Auch das vergangene Jahr unter den Schrecken der großen Übel war eine Zeit des Unfriedens gewesen, die Menschen damals jedoch geeinter, schien es.
Urel hatte ab hier nicht mehr zugehört. Er wollte nicht an das vorige Jahr denken. Er musste den Blick nach vorn richten, um weitergehen zu können, froh, dass ihm dies schon eine Winzigkeit leichter fiel.
Und im Dorf gab es einen Schmied.
Am Morgen des Weiterzuges betrat er dessen Hütte.
Die Dorfleute hatten gehört, dass der weiter südlich lebende Eisenclan in letzter Zeit häufiger Männer aus dem Süden kontaktierte, Städter, wie es hieß. Auch hierher wollten diese kommen.
Urel ahnte, dass er vorbereitet sein musste. Sein altes Kurzschwert löste er ein, da er wenig Geld besaß, auch wenn es ihn schmerzte, die vielerprobte Waffe aus der Hand zu geben.
Als er nach einer ganzen Weile vor die Tür der Schmiedehütte trat, fand er Marej draußen auf einem Stein sitzend.
Langsam, die Augen weit geöffnet, stand sie auf.
Der junge Barbar bewegte probehalber seine neue Ausrüstung und zweifelte, ob der Ausdruck auf Marejs Gesicht ihm gefiel. Sie sah beeindruckt aus, doch eher erschreckt als erfreut. „Nun fehlt nur noch dein Helm“, sagte sie leise und besah ihn von oben bis unten.
Eine eisenbeschlagene Pavese hing von seiner linken Körperhälfte, und als er den Arm von sich weghielt, sah sie die Konstruktion aus Eisenbändern und Lederriemen, die, einmal geschlossen, den Schild an seinen Armstumpf band – so fest, dass keine Macht der Welt ihn im Kampf herunterbringen würde, es sei denn, sie risse den Arm mit ab. Wuchtiger noch als der Schild war das Schwert, das er neben sich aufgestützt hatte: ein riesiger Zweihänder, lang genug, um Marej bis zur Schulter zu reichen. Dank seiner ungeheuren Körperkraft konnte der junge Barbar mit einer Hand schwingen, was vielen Männern mit zweien schon zu schwer war.
Reglos standen sie da. Urel lächelte nicht. Er sah fremd aus und fühlte sich fremd, aber das Gewicht der neuen Ausrüstung strahlte Sicherheit aus, und offen, beinahe flehentlich, hielt er mit seinen die Augen der Druidin fest. Dann stellte er das Schwert gegen sich und langte nach seinem Beutel, um den Helm hervorzuholen.
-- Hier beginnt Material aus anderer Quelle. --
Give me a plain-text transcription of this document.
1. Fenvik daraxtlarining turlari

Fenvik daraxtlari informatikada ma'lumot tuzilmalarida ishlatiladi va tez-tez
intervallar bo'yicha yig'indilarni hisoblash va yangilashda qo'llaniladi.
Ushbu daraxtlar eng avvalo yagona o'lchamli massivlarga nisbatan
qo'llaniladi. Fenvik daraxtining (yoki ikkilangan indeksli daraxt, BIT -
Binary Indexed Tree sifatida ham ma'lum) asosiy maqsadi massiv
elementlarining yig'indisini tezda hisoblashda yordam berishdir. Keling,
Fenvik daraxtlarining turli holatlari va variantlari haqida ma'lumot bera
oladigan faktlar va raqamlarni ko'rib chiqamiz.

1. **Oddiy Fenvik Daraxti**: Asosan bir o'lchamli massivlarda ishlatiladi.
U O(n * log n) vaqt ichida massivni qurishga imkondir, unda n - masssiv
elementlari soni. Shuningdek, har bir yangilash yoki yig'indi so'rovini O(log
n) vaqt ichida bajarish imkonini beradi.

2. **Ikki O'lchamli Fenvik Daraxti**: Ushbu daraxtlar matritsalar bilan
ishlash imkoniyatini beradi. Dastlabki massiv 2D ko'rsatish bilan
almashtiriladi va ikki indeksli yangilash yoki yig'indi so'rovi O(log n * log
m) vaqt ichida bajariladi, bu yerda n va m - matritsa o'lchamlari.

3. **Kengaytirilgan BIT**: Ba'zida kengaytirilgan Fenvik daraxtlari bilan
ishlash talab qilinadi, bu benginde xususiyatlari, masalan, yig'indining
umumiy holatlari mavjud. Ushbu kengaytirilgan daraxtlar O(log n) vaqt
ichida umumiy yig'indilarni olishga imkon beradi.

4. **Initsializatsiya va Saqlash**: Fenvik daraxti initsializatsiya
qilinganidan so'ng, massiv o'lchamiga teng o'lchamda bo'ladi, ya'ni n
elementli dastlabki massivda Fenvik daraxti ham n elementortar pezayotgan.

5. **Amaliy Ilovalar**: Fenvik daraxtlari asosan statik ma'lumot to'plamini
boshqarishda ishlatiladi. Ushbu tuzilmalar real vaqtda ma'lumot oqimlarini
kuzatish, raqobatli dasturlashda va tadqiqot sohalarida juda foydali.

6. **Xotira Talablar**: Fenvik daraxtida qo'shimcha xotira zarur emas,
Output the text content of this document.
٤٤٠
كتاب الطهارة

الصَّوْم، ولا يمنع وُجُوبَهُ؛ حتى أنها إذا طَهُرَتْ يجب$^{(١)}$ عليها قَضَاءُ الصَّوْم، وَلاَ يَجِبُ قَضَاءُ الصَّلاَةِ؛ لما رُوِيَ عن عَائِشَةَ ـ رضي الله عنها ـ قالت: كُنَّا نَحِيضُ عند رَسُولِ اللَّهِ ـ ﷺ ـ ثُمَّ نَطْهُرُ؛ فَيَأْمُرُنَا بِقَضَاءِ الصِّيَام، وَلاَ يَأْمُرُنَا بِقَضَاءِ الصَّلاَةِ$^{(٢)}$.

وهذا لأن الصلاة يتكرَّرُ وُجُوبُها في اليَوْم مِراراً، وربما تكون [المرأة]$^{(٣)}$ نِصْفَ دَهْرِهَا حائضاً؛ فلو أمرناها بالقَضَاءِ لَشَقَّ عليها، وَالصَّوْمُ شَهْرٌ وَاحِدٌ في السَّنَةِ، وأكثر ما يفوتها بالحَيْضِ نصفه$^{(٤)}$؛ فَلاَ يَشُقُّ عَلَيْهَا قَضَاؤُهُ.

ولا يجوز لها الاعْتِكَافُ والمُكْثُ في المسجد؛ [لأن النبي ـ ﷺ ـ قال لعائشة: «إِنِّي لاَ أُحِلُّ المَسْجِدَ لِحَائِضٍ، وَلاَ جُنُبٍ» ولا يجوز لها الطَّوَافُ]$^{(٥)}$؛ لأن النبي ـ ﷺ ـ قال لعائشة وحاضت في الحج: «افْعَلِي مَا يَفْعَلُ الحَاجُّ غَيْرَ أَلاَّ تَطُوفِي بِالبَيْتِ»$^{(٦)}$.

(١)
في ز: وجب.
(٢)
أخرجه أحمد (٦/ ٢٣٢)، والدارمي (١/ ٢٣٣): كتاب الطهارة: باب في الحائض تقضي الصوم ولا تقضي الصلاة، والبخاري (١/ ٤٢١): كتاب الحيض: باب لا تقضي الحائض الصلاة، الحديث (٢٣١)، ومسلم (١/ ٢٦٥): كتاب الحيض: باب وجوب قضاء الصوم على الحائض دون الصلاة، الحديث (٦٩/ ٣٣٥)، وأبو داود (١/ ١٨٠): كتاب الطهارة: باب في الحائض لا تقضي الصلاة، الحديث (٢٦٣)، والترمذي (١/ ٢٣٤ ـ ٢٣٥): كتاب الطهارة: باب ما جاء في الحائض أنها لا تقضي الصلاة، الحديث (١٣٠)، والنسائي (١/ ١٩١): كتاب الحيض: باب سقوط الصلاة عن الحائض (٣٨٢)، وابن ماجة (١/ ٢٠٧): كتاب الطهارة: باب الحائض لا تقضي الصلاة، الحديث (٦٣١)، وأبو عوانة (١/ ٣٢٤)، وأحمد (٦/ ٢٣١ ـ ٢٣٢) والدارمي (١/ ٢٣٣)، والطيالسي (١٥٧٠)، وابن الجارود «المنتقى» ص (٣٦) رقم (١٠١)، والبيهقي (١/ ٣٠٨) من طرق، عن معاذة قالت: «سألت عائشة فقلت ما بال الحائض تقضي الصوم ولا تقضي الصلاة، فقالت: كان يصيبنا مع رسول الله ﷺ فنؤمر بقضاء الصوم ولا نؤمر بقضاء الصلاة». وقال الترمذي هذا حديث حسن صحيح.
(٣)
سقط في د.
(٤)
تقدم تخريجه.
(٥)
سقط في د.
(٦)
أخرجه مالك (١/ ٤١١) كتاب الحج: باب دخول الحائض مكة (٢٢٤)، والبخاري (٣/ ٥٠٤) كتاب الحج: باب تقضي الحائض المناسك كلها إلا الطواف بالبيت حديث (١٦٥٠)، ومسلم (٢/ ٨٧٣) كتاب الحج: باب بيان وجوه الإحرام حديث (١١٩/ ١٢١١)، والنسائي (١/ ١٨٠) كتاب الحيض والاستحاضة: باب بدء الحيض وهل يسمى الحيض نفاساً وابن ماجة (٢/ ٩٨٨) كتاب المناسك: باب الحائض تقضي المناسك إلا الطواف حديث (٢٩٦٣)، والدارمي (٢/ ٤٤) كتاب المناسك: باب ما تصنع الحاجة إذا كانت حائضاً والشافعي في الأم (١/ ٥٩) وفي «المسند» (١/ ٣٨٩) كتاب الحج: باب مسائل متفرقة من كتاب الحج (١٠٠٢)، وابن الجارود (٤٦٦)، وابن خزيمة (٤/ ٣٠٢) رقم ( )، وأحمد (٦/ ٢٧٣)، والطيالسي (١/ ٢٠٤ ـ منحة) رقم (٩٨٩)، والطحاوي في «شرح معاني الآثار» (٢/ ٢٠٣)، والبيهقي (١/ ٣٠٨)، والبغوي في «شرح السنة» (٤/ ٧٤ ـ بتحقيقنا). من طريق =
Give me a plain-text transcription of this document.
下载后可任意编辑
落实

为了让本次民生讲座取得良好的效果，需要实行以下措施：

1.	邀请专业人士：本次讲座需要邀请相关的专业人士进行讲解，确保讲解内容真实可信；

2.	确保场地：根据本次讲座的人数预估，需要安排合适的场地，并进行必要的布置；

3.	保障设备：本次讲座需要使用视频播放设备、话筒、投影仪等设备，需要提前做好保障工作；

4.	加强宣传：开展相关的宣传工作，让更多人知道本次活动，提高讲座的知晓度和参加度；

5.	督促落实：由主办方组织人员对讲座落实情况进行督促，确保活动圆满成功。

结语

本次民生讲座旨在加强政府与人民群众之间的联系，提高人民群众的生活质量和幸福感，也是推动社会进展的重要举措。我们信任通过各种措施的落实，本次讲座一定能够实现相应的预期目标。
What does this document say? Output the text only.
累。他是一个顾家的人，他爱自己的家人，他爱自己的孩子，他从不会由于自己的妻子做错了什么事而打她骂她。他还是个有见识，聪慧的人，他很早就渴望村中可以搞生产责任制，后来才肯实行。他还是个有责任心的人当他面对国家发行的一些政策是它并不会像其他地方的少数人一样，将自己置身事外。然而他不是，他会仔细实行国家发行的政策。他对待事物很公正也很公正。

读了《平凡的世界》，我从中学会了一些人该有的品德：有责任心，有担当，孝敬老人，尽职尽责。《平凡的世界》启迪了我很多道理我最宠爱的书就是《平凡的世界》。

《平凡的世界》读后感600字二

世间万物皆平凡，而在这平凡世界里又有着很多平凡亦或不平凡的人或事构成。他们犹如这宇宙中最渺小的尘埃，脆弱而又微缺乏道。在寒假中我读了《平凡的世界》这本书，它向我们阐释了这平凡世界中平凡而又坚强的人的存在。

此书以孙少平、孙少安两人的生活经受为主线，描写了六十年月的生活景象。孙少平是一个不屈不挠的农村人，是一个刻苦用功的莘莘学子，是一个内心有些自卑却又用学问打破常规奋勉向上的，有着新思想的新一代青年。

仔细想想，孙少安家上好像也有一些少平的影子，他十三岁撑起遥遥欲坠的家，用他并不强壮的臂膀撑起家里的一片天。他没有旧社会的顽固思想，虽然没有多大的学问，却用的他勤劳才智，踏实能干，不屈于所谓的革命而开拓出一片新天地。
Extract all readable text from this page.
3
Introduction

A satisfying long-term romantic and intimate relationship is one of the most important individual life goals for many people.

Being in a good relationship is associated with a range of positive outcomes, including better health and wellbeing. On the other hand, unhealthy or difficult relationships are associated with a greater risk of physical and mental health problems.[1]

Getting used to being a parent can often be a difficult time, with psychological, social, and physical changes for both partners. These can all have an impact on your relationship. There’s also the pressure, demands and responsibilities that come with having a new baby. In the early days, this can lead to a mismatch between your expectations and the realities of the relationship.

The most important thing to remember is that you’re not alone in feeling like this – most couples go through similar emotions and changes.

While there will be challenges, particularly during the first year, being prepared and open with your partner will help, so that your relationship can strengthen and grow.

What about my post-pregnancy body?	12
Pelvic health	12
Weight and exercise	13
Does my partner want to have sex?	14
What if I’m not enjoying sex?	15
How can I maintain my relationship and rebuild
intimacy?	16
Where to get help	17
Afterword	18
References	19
„Nicht.“ Marej hob die Hand. Mit der anderen zog sie den Fellmantel fester um sich zusammen. „Setz ihn nicht auf, bitte.“
Eine Geste lud ihn ein, neben sie zu treten, und gemeinsam, schweigend, gingen sie zur Dorfmitte hinunter, wo der Verband auf den Aufbruch wartete.





In einer der folgenden Nächte erwachte Urel aus leichtem Schlaf.
Bis auf schwachen Feuerschein war es finster und ruhig. Er setzte sich auf.
Überall in der Dunkelheit lagen Männer, schnarchend, halb sichtbar im orangefarbenen Schimmer knackender Äste. Es waren mittlerweile fast doppelt so viele wie bei ihrem Aufbruch – Männer aus dem Dorf hatten sich angeschlossen, sehr junge zumeist, und dazu einige abenteuerliche Gestalten aus den Wäldern.
Am Lagerfeuer, das etwas abseits brannte, saß Marej. Der ältere, wortkarge Druide, ihr oftmaliger Begleiter, lag nahebei, schlief aber fest.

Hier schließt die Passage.